Ireland is very lucky not to have this type of issue with property companies, which has proved a disastrous economic experiment in the UK. It was essentially a scam and is, in fact, referred to by many campaigners as the "Great British Pubco Scam". It came out of an attempt to facilitate more competition for consumers through the introduction of beer orders back in 1989, at a time when the six largest brewers had a stranglehold on the market. The situation in Britain is very different from that in Ireland in that we have many smaller brewers, including very small brewers, who were struggling to access markets. It was the right thing to do to try to tackle that but, unfortunately, there was no restriction on non-brewing companies. As a consequence, large pub companies were set up which did not brew beer and which proceeded to buy up thousands of pubs. The problem is that they then borrowed money against an overvalued estate, that is, an asset with an artificial value. When the property market collapsed, it proved disastrous, with the two largest pub-owning companies now in billions of pounds of debt. That is a significant problem which the sector in Ireland does not face, although there are, of course, different issues here.

The introduction of beer duty would not automatically result in lots of pubs being able to stay open. However, it would send a strong signal that governments and parliamentarians value pubs. It is easy to say how much we value pubs and the brewing industry's great products, including, in Ireland's case, the great Irish whiskeys and stouts.

Putting those things into practice is often something that Ministers are more reluctant to do. The experience of beer duty in the UK is that it does restore confidence among businesspeople. There were huge celebrations among licensees and trade representatives following the abolition of the beer duty escalator three years ago and the first cut in beer duty and a sense that this was, perhaps, doing a lot to stem the decline in the British pub sector. One of the exciting things for Ireland is that because it has a much less complicated pub sector with, generally, freehold ownership, as long as producers commit to pass on any reduction in excise duty - I am sure they would do so because it is in their interests to do so - this will have a direct and predictable benefit for the producing-brewing sector. I note, although this relates only to a small part of the market, that as in the case of the rest of the western world the craft beer market is now opening up in Ireland.

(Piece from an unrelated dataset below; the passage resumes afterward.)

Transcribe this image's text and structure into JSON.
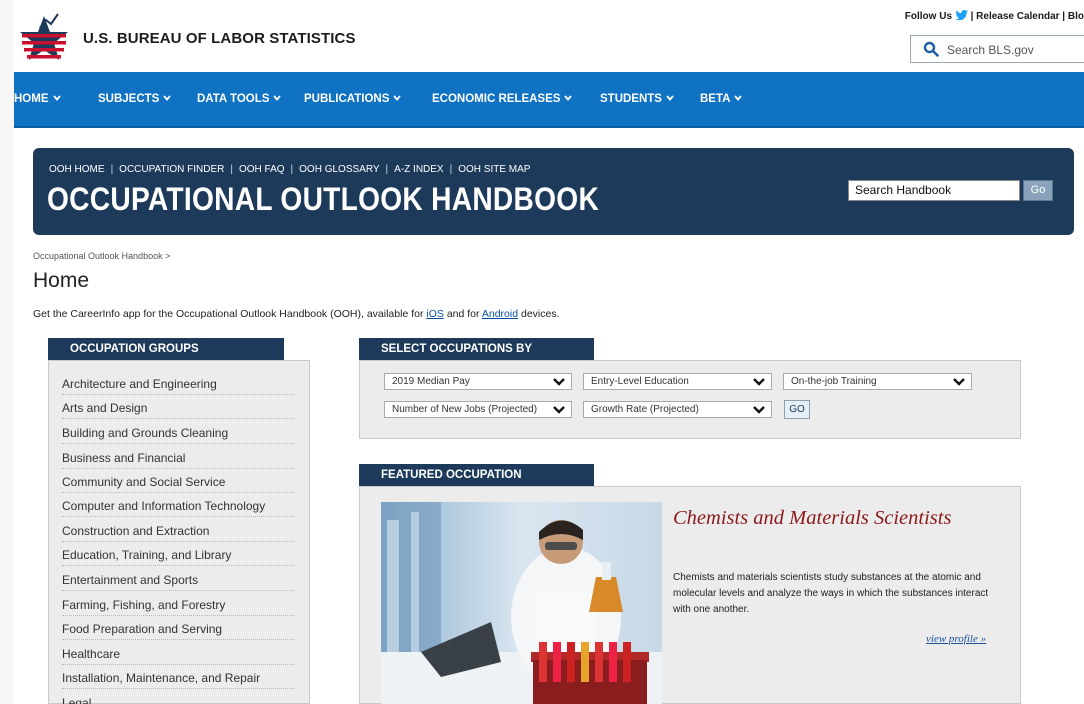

The only issue we had with the beer duty was that the property companies, because they were in huge debt, would pocket any reductions in beer duty. We had to really push to ensure this did not happen. Ireland does not have that problem and, as such, it will be able to ensure a more sensible and reasonable level of beer duty, which will have a much more positive economic effect on beer producers and will then be passed down directly through the chain to individual licensees and the customer, which is crucial.